US government developing ultimate cyber weapon; Prime-factoring quantum computing makes encryption obsolete
AUGUST 23, 2012
The U.S. government is making steady progress on a game-changing technology that would give it the most powerful weapon ever devised in the realm of cyber warfare and information dominance. The weapon is called a “prime-factoring quantum computer,” and a small-scale version of the game-changing technology has already been demonstrated by researchers at UC Santa Barbara, where qubits — quantum bits of computational potential — factored the number 15 into its prime factors three and five.
So what, you say? Can’t any fifth grader do the same thing?
But hold on: Every digital encryption algorithm used today depends in the extreme mathematical difficulty of factoring (the prime numbers of) very large numbers. When you buy something on the internet, for example, your credit card number is sent to the merchant using something called “SSL encryption” which typically uses a 40-bit, 128-bit or sometimes even a 256-bit encryption algorithm. Anyone who might intercept your web form data would not be able to extract your credit card number unless they decrypted your encrypted data. This task requires extraordinary computing power.
For example, using “military grade” 512-bit encryption means that it would take a supercomputer longer than the age of the known universe to decrypt your file and expose your secrets. This is why the U.S. military uses such encryption.
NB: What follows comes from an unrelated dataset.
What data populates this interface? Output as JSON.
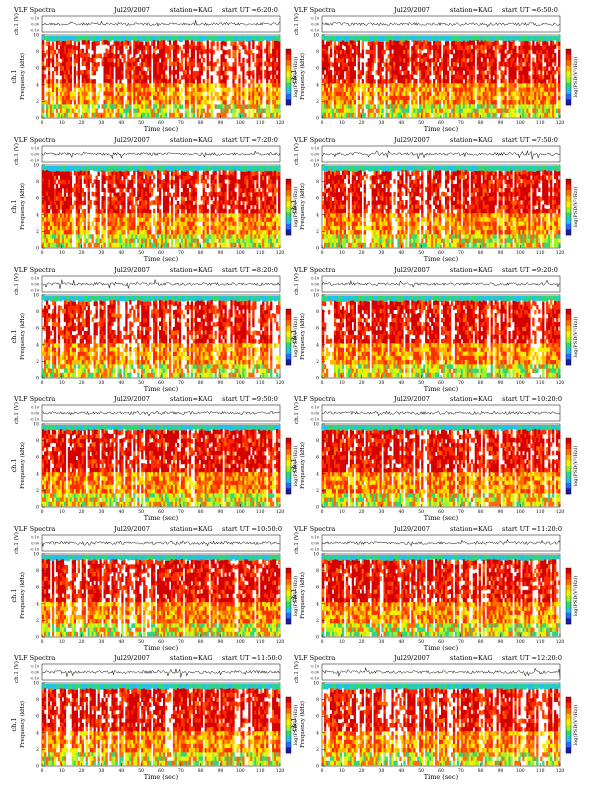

It’s virtually unbreakable given today’s computers.
But quantum computers have the spooky ability to process complex decryption algorithms using what some scientists believe are computational bits which coexist in an infinite number of parallel universes. You feed the quantum computer a decryption task, and it “calculates” the answer in all possible parallel universes. The correct answer then emerges in this universe, seemingly magically.